Na análise, de acordo com Edmea Maria Gonçalves de Mello (1999), circulamos a fala para produzir significância. O significante é falado na análise para completar iâncias do que ainda não é e o brincar produz significação do que ainda não está ali, sendo necessário que o analista entre nesse jogo, para que o sujeito possa criar a partir desses significantes. Devemos interrogar o saber ao invés de reduzirmos aos seus próprios traços, algo se modifica e algo se perde neste movimento associativo, e aí a forma de gozo se reduz. Temos que estranhar ao invés de fixar.

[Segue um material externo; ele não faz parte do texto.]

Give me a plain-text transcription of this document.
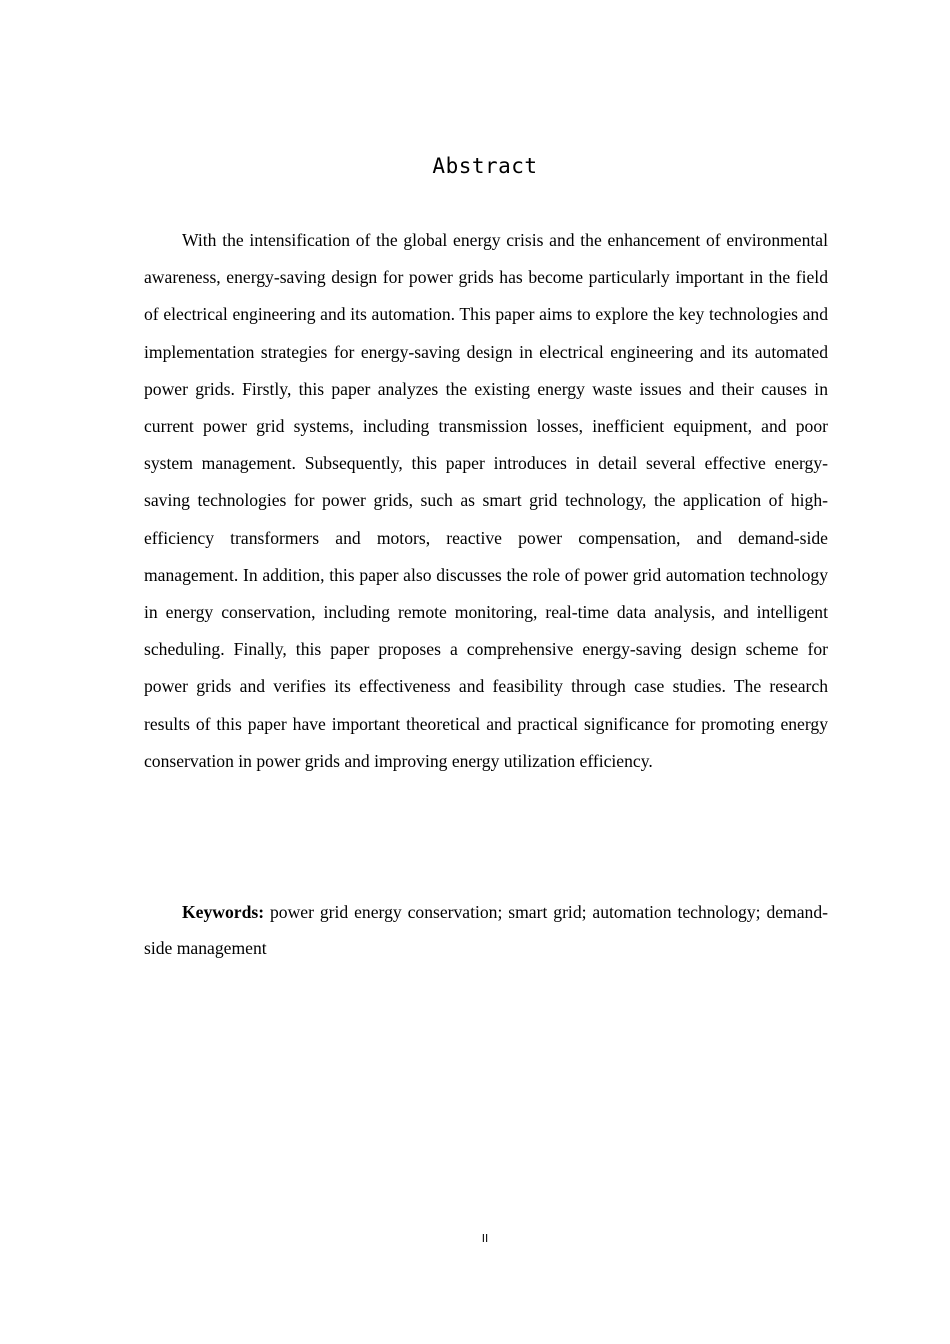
Abstract

With the intensification of the global energy crisis and the enhancement of environmental awareness, energy-saving design for power grids has become particularly important in the field of electrical engineering and its automation. This paper aims to explore the key technologies and implementation strategies for energy-saving design in electrical engineering and its automated power grids. Firstly, this paper analyzes the existing energy waste issues and their causes in current power grid systems, including transmission losses, inefficient equipment, and poor system management. Subsequently, this paper introduces in detail several effective energy-saving technologies for power grids, such as smart grid technology, the application of high-efficiency transformers and motors, reactive power compensation, and demand-side management. In addition, this paper also discusses the role of power grid automation technology in energy conservation, including remote monitoring, real-time data analysis, and intelligent scheduling. Finally, this paper proposes a comprehensive energy-saving design scheme for power grids and verifies its effectiveness and feasibility through case studies. The research results of this paper have important theoretical and practical significance for promoting energy conservation in power grids and improving energy utilization efficiency.

Keywords: power grid energy conservation; smart grid; automation technology; demand-side management

II
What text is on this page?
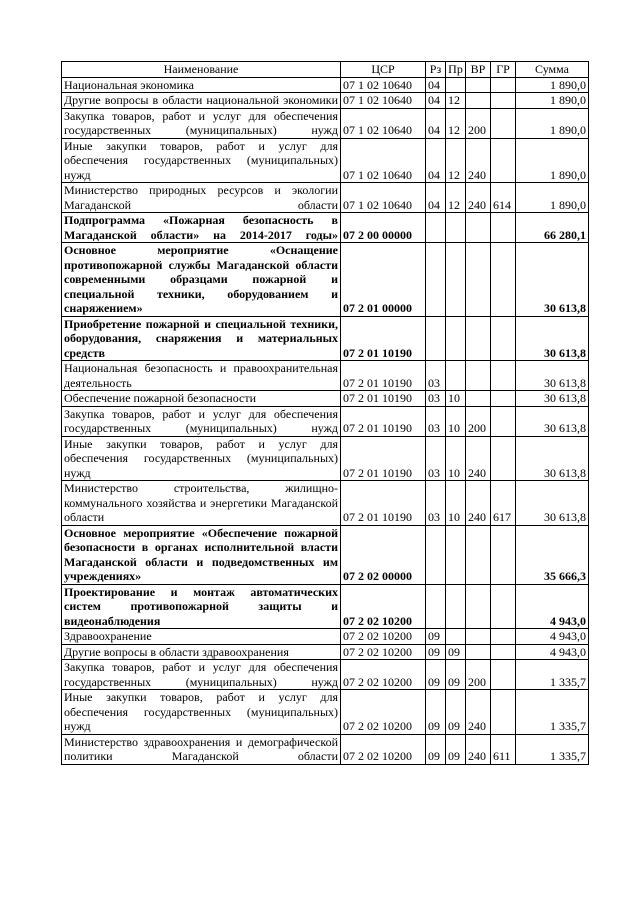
Наименование	ЦСР	Рз	Пр	ВР	ГР	Сумма
Национальная экономика	07 1 02 10640	04				1 890,0
Другие вопросы в области национальной экономики	07 1 02 10640	04	12			1 890,0
Закупка товаров, работ и услуг для обеспечения государственных (муниципальных) нужд	07 1 02 10640	04	12	200		1 890,0
Иные закупки товаров, работ и услуг для обеспечения государственных (муниципальных) нужд	07 1 02 10640	04	12	240		1 890,0
Министерство природных ресурсов и экологии Магаданской области	07 1 02 10640	04	12	240	614	1 890,0
Подпрограмма «Пожарная безопасность в Магаданской области» на 2014-2017 годы»	07 2 00 00000					66 280,1
Основное мероприятие «Оснащение противопожарной службы Магаданской области современными образцами пожарной и специальной техники, оборудованием и снаряжением»	07 2 01 00000					30 613,8
Приобретение пожарной и специальной техники, оборудования, снаряжения и материальных средств	07 2 01 10190					30 613,8
Национальная безопасность и правоохранительная деятельность	07 2 01 10190	03				30 613,8
Обеспечение пожарной безопасности	07 2 01 10190	03	10			30 613,8
Закупка товаров, работ и услуг для обеспечения государственных (муниципальных) нужд	07 2 01 10190	03	10	200		30 613,8
Иные закупки товаров, работ и услуг для обеспечения государственных (муниципальных) нужд	07 2 01 10190	03	10	240		30 613,8
Министерство строительства, жилищно-коммунального хозяйства и энергетики Магаданской области	07 2 01 10190	03	10	240	617	30 613,8
Основное мероприятие «Обеспечение пожарной безопасности в органах исполнительной власти Магаданской области и подведомственных им учреждениях»	07 2 02 00000					35 666,3
Проектирование и монтаж автоматических систем противопожарной защиты и видеонаблюдения	07 2 02 10200					4 943,0
Здравоохранение	07 2 02 10200	09				4 943,0
Другие вопросы в области здравоохранения	07 2 02 10200	09	09			4 943,0
Закупка товаров, работ и услуг для обеспечения государственных (муниципальных) нужд	07 2 02 10200	09	09	200		1 335,7
Иные закупки товаров, работ и услуг для обеспечения государственных (муниципальных) нужд	07 2 02 10200	09	09	240		1 335,7
Министерство здравоохранения и демографической политики Магаданской области	07 2 02 10200	09	09	240	611	1 335,7
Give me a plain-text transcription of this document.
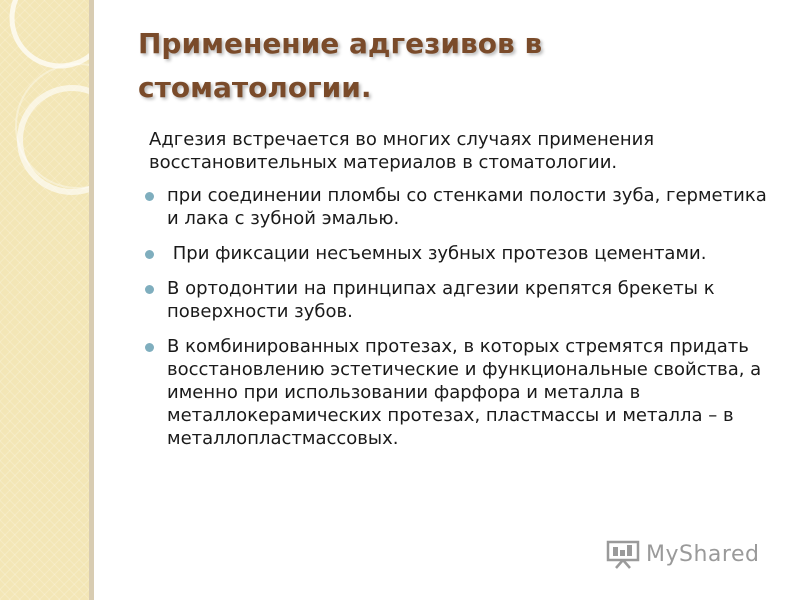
Применение адгезивов в стоматологии.

Адгезия встречается во многих случаях применения восстановительных материалов в стоматологии.

при соединении пломбы со стенками полости зуба, герметика и лака с зубной эмалью.
При фиксации несъемных зубных протезов цементами.
В ортодонтии на принципах адгезии крепятся брекеты к поверхности зубов.
В комбинированных протезах, в которых стремятся придать восстановлению эстетические и функциональные свойства, а именно при использовании фарфора и металла в металлокерамических протезах, пластмассы и металла – в металлопластмассовых.
MyShared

Como analistas, segundo Rudolf (1990), devemos ajudar o paciente a romper com os desejos dos pais, a fim de produzir-se de outra forma, mas uma ruptura como uma pré-condição de uma produção nova, não é ficar sem posição. É necessário a re-elaboração dos significantes que lhes foram transmitidos e criação de novos e particulares significantes. Fazer a mãe falar, fazer o pai falar causa efeitos sobre a linguagem da criança promovendo o deslocamento do significante. Dessa forma há a possibilidade de que os pais possam interrogar-se sobre o lugar do filho no seu desejo.
Segundo Lacan apud Edmea Maria Gonçalves de Melo (1999 p.259), o sujeito se complica devido aos significantes, os quais na clínica, as palavras e frases se articulam e se encadeiam, portanto não podemos criar sentido para o paciente poder produzir a partir disso.
Assim, segundo Rudolf (1990) a criança poderá sair do lugar onde é manipulada como objeto do gozo desse Outro absoluto e tentar responder ao enigma do Outro ou não, mas sendo o próprio sujeito de sua história. A nossa intervenção ocorre a partir do momento em que o sujeito se coloca em relação a esse significante, não devemos antecipar e dependendo das intervenções feitas tanto com os pais, quanto com o paciente, é possível perceber algumas mudanças.
É necessário que o analista entre na brincadeira, no jogo do paciente, já que dessa forma, o paciente estará falando dele e haverá com toda certeza uma repetição que deverá ser marcada, para enfatizarmos sua posição subjetiva e o simbólico. Dessa forma haverá uma criação de novos significantes, ou seja, ocorrer um esvaziamento desse imaginário.
Bibliografia
DE MELLO, Edmea Maria Gonçalves; Tecer no Brincar. In: Trata-se uma criança. Tomo I. Escola Lacaniana de Psicanálise, 1998. Rio de Janeiro Ed Companhia de Freud, 1999.
ZANATELLI, Maria Luiza; A escuta do brincar na clínica. In: Trata-se uma criança. Tomo I. Escola Lacaniana de Psicanálise, 1998. Rio de Janeiro Ed Companhia de Freud, 1999.
RODULFO, R. O Brincar e o Significante: um estudo psicanalítico sobre a constituição precoce. Porto Alegre: Artes Médicas, 1990.